Il aura suffi d’un mot changé sur un symbole très identifié de la capitale pour rallumer la guerre entre taxis et VTC. Au printemps 2025, Uber a diffusé une campagne destinée à promouvoir son offre Taxi, en reprenant les codes du panneau placé sur le toit des taxis parisiens. Sauf que la mention habituelle était remplacée par "Uber parisien". Une liberté créative que le tribunal des activités économiques de Paris n’a pas vraiment goûtée.
Une publicité jugée trop proche du symbole taxi
Pour les juges, la campagne ne relevait pas seulement du clin d’œil. Elle constituait un acte de parasitisme, la plateforme ayant profité de la notoriété et de l’image associées aux taxis parisiens.
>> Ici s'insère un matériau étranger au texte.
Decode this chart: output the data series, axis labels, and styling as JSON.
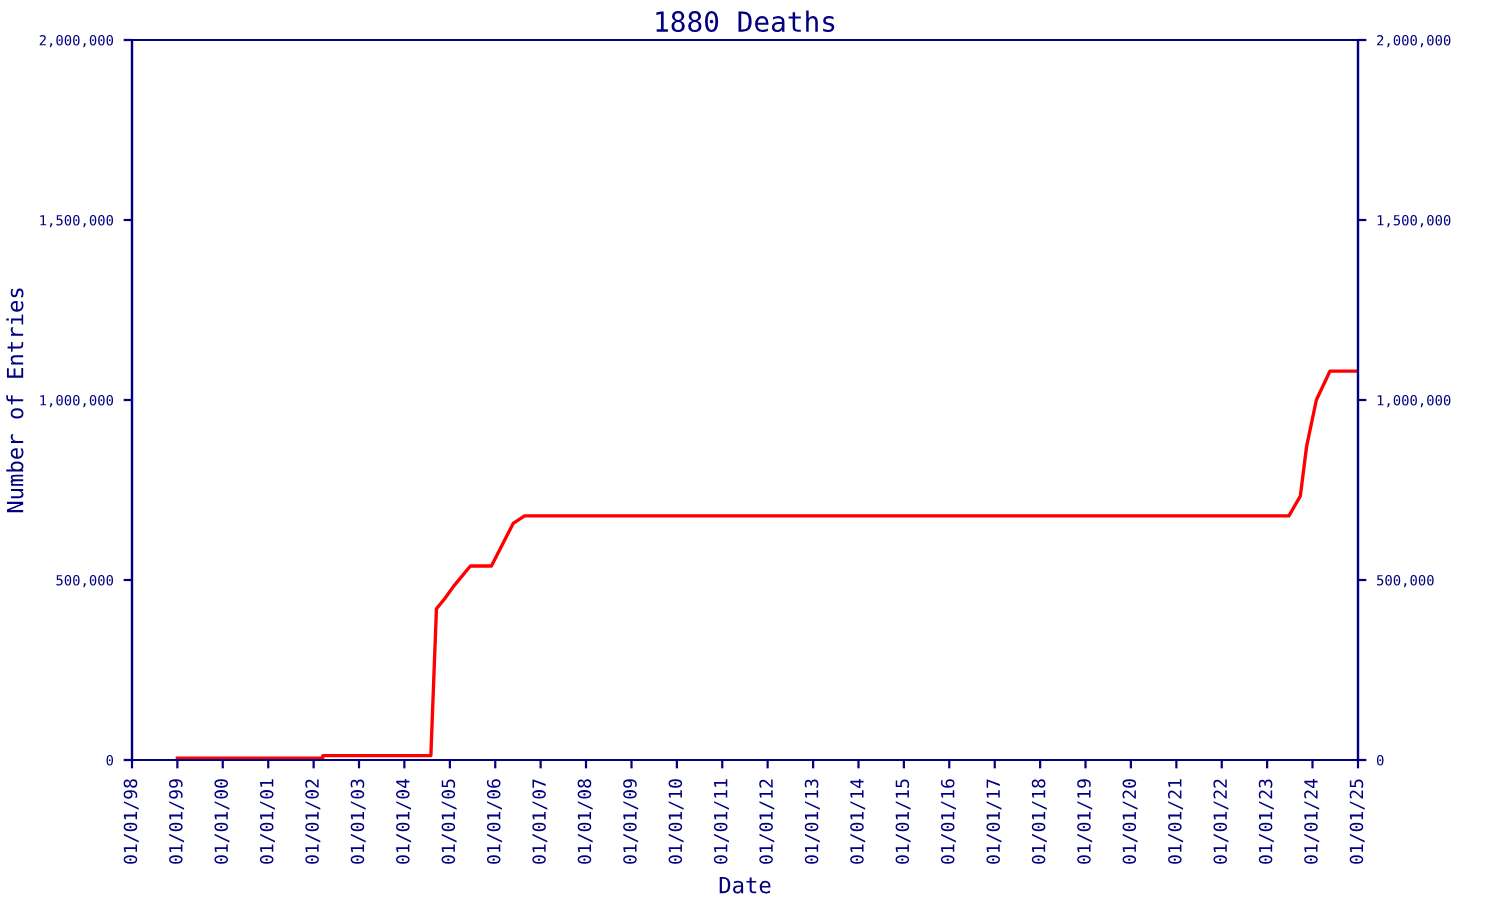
{
  "chart_data": {
    "type": "line",
    "title": "1880 Deaths",
    "xlabel": "Date",
    "ylabel": "Number of Entries",
    "x": [
      "1999-01-01",
      "2002-03-15",
      "2002-03-16",
      "2004-08-01",
      "2004-09-15",
      "2004-11-20",
      "2005-02-01",
      "2005-06-15",
      "2005-12-01",
      "2006-05-25",
      "2006-08-25",
      "2023-06-25",
      "2023-09-25",
      "2023-11-15",
      "2024-02-01",
      "2024-05-20",
      "2025-01-01"
    ],
    "series": [
      {
        "color": "#ff0000",
        "values": [
          5000,
          5000,
          12000,
          12000,
          420000,
          448000,
          483000,
          539000,
          539000,
          657000,
          678000,
          678000,
          733000,
          872000,
          1000000,
          1080000,
          1080000
        ]
      }
    ],
    "xlim": [
      "1998-01-01",
      "2025-01-01"
    ],
    "xticks": [
      {
        "value": "1998-01-01",
        "label": "01/01/98"
      },
      {
        "value": "1999-01-01",
        "label": "01/01/99"
      },
      {
        "value": "2000-01-01",
        "label": "01/01/00"
      },
      {
        "value": "2001-01-01",
        "label": "01/01/01"
      },
      {
        "value": "2002-01-01",
        "label": "01/01/02"
      },
      {
        "value": "2003-01-01",
        "label": "01/01/03"
      },
      {
        "value": "2004-01-01",
        "label": "01/01/04"
      },
      {
        "value": "2005-01-01",
        "label": "01/01/05"
      },
      {
        "value": "2006-01-01",
        "label": "01/01/06"
      },
      {
        "value": "2007-01-01",
        "label": "01/01/07"
      },
      {
        "value": "2008-01-01",
        "label": "01/01/08"
      },
      {
        "value": "2009-01-01",
        "label": "01/01/09"
      },
      {
        "value": "2010-01-01",
        "label": "01/01/10"
      },
      {
        "value": "2011-01-01",
        "label": "01/01/11"
      },
      {
        "value": "2012-01-01",
        "label": "01/01/12"
      },
      {
        "value": "2013-01-01",
        "label": "01/01/13"
      },
      {
        "value": "2014-01-01",
        "label": "01/01/14"
      },
      {
        "value": "2015-01-01",
        "label": "01/01/15"
      },
      {
        "value": "2016-01-01",
        "label": "01/01/16"
      },
      {
        "value": "2017-01-01",
        "label": "01/01/17"
      },
      {
        "value": "2018-01-01",
        "label": "01/01/18"
      },
      {
        "value": "2019-01-01",
        "label": "01/01/19"
      },
      {
        "value": "2020-01-01",
        "label": "01/01/20"
      },
      {
        "value": "2021-01-01",
        "label": "01/01/21"
      },
      {
        "value": "2022-01-01",
        "label": "01/01/22"
      },
      {
        "value": "2023-01-01",
        "label": "01/01/23"
      },
      {
        "value": "2024-01-01",
        "label": "01/01/24"
      },
      {
        "value": "2025-01-01",
        "label": "01/01/25"
      }
    ],
    "ylim": [
      0,
      2000000
    ],
    "yticks": [
      {
        "value": 0,
        "label": "0"
      },
      {
        "value": 500000,
        "label": "500,000"
      },
      {
        "value": 1000000,
        "label": "1,000,000"
      },
      {
        "value": 1500000,
        "label": "1,500,000"
      },
      {
        "value": 2000000,
        "label": "2,000,000"
      }
    ],
    "y2lim": [
      0,
      2000000
    ],
    "y2ticks": [
      {
        "value": 0,
        "label": "0"
      },
      {
        "value": 500000,
        "label": "500,000"
      },
      {
        "value": 1000000,
        "label": "1,000,000"
      },
      {
        "value": 1500000,
        "label": "1,500,000"
      },
      {
        "value": 2000000,
        "label": "2,000,000"
      }
    ],
    "grid": false,
    "marker": "none",
    "line_style": "solid"
  }
}
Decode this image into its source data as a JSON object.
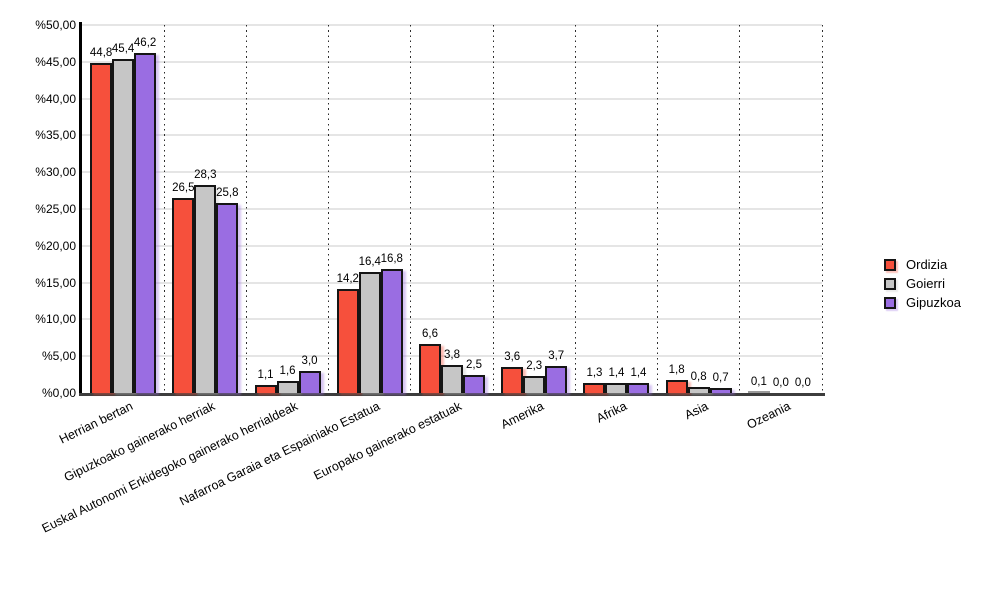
{
  "chart_data": {
    "type": "bar",
    "title": "",
    "xlabel": "",
    "ylabel": "",
    "ylim": [
      0,
      50
    ],
    "grid": "horizontal solid gridlines; vertical dotted category separators",
    "legend_position": "right",
    "categories": [
      "Herrian bertan",
      "Gipuzkoako gainerako herriak",
      "Euskal Autonomi Erkidegoko gainerako herrialdeak",
      "Nafarroa Garaia eta Espainiako Estatua",
      "Europako gainerako estatuak",
      "Amerika",
      "Afrika",
      "Asia",
      "Ozeania"
    ],
    "yticks": {
      "values": [
        0,
        5,
        10,
        15,
        20,
        25,
        30,
        35,
        40,
        45,
        50
      ],
      "labels": [
        "%0,00",
        "%5,00",
        "%10,00",
        "%15,00",
        "%20,00",
        "%25,00",
        "%30,00",
        "%35,00",
        "%40,00",
        "%45,00",
        "%50,00"
      ]
    },
    "series": [
      {
        "name": "Ordizia",
        "color": "#f6503c",
        "values": [
          44.8,
          26.5,
          1.1,
          14.2,
          6.6,
          3.6,
          1.3,
          1.8,
          0.1
        ],
        "labels": [
          "44,8",
          "26,5",
          "1,1",
          "14,2",
          "6,6",
          "3,6",
          "1,3",
          "1,8",
          "0,1"
        ]
      },
      {
        "name": "Goierri",
        "color": "#c6c6c6",
        "values": [
          45.4,
          28.3,
          1.6,
          16.4,
          3.8,
          2.3,
          1.4,
          0.8,
          0.0
        ],
        "labels": [
          "45,4",
          "28,3",
          "1,6",
          "16,4",
          "3,8",
          "2,3",
          "1,4",
          "0,8",
          "0,0"
        ]
      },
      {
        "name": "Gipuzkoa",
        "color": "#9a6de2",
        "values": [
          46.2,
          25.8,
          3.0,
          16.8,
          2.5,
          3.7,
          1.4,
          0.7,
          0.0
        ],
        "labels": [
          "46,2",
          "25,8",
          "3,0",
          "16,8",
          "2,5",
          "3,7",
          "1,4",
          "0,7",
          "0,0"
        ]
      }
    ],
    "colors": {
      "background": "#ffffff",
      "y_axis_line": "#000000",
      "x_axis_line": "#3d3d3d",
      "gridline": "#e5e5e5",
      "separator_dots": "#2b2b2b",
      "bar_border": "#151515",
      "text": "#000000"
    }
  }
}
Le tribunal a aussi retenu une confusion entre deux activités qui restent encadrées différemment : d’un côté les taxis, de l’autre les VTC.
La sanction reste modeste pour un groupe comme Uber, mais elle pèse symboliquement : 40 000 euros de dommages et intérêts pour deux syndicats de taxis, 10 000 euros au titre des frais de justice, et l’interdiction de réutiliser le visuel litigieux. Toute nouvelle infraction pourra entraîner une astreinte de 50 000 euros.
Uber relativise de son côté la portée de la décision, en soulignant à l'AFP « qu’à aucun moment le tribunal n’a remis en cause la légalité du service Uber Taxi ». La plateforme rappelle aussi que 5 000 chauffeurs de taxi utilisent déjà son application.
La bataille du transport à la demande continue
Cette décision intervient dans un secteur toujours sous tension. Les taxis défendent leur statut, les chauffeurs VTC dénoncent régulièrement la pression économique des plateformes, et les pouvoirs publics cherchent encore le bon équilibre entre innovation, concurrence et protection des professionnels.
À cet affrontement déjà ancien pourrait bientôt s’ajouter un nouvel acteur : Waymo. La filiale d’Alphabet (Google) a commencé à poser ses jalons en France, même si la route des robotaxis reste longue. Les taxis autonomes ne débarqueront pas demain matin dans les rues de Paris.